Quotidiano di ispirazione cristiana e francescana

Commento di Suor Cristiana Scandura

Santa Maria degli Angeli alla Porziuncola

Letture: Sir 24, 1-4. 22-31; Lc 1,46-55; Gal 4, 3-7; Lc 1,26-33

maria-300x249 Rallegrati!“Entrando da lei, disse: «Ti saluto, o piena di grazia, il Signore è con te»” (Lc 1,28). L’angelo entrò da lei, nella sua casa: un giorno qualunque, in un luogo qualunque, un annuncio consegnato nell’intimità, nella normalità di una casa. È nella casa che Dio ti sfiora, ti tocca. Lo fa in un giorno di festa, nel tempo delle lacrime, quando dici alle persone che ami parole che si sognano eterne. È così bello pensare che Dio ti sfiora non solo nelle liturgie solenni delle Cattedrali, o in giorni speciali, ma soprattutto nella vita comune! Come nella Messa il sublime confina con una tovaglia, un calice e un pane, così nella casa l’immenso si insinua nelle piccole cose finite di ogni giorno.
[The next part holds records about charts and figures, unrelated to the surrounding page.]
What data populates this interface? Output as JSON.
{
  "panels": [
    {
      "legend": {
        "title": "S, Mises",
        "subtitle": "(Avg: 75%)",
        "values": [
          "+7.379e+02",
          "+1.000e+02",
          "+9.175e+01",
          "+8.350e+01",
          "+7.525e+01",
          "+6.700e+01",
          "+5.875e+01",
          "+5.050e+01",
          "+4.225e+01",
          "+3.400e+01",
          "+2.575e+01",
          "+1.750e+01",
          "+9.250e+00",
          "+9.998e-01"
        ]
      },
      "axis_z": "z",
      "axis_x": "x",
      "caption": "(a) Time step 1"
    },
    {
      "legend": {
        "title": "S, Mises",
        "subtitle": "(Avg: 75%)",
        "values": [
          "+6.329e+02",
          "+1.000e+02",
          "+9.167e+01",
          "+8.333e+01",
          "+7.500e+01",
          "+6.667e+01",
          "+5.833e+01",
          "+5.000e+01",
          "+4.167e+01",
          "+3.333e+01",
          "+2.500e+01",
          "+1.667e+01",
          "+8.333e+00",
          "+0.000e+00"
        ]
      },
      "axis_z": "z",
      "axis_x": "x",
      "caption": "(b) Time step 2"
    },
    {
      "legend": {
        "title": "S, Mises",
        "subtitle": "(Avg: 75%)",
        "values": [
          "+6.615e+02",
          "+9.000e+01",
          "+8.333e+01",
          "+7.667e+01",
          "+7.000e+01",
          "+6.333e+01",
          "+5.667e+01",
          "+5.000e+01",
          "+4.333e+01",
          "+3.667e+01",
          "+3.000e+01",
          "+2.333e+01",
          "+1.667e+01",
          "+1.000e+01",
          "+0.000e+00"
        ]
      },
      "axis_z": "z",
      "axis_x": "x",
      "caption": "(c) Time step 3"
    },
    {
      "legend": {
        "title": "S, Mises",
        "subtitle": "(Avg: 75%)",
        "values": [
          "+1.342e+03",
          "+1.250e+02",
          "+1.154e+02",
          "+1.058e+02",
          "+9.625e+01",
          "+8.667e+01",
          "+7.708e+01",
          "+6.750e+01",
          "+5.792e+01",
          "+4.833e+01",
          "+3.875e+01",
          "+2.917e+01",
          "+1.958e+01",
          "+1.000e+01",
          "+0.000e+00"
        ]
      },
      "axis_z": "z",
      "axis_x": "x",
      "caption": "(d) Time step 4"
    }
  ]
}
La prima parola dell’angelo è: “Rallegrati!”, sii felice; non dice: «fai, alzati, inginocchiati, prega»; solo: «gioisci». Il primo Vangelo è lieta notizia e precede qualunque tua risposta. La fede ha radice nella gioia. Il perché della gioia è detto con la parola successiva: «piena di grazia», riempita della vita di Dio, sei amata teneramente, gratuitamente, per sempre. Ecco il nome di Maria: «amata per sempre». Il mio nome. L’angelo aggiunge: “Il Signore è con te”. In questa mia vita inadeguata il Signore è con me. In questa mia vita distratta e invasa, il Signore è ancora con me. L’angelo fa eco all’antica parola: “sono stato con te, dovunque sei andato” (2Sam 7,9). Parole di un Dio innamorato, che nessuna creatura potrà mai dirti, per quanto ti ami; nessuno può affermare: sono stato con te, dovunque, sempre. Nessuno sarà con me dovunque io andrò. Nessuno è stato con me in tutti i passi che ho compiuto, che ho perduto, che ho ritrovato, Dio solo (Ermes Ronchi).

E quando Gesù lascerà i suoi, l’ultima parola sarà eco della prima: “Io sono con voi tutti i giorni, fino alla fine del mondo” (Mt 28,20).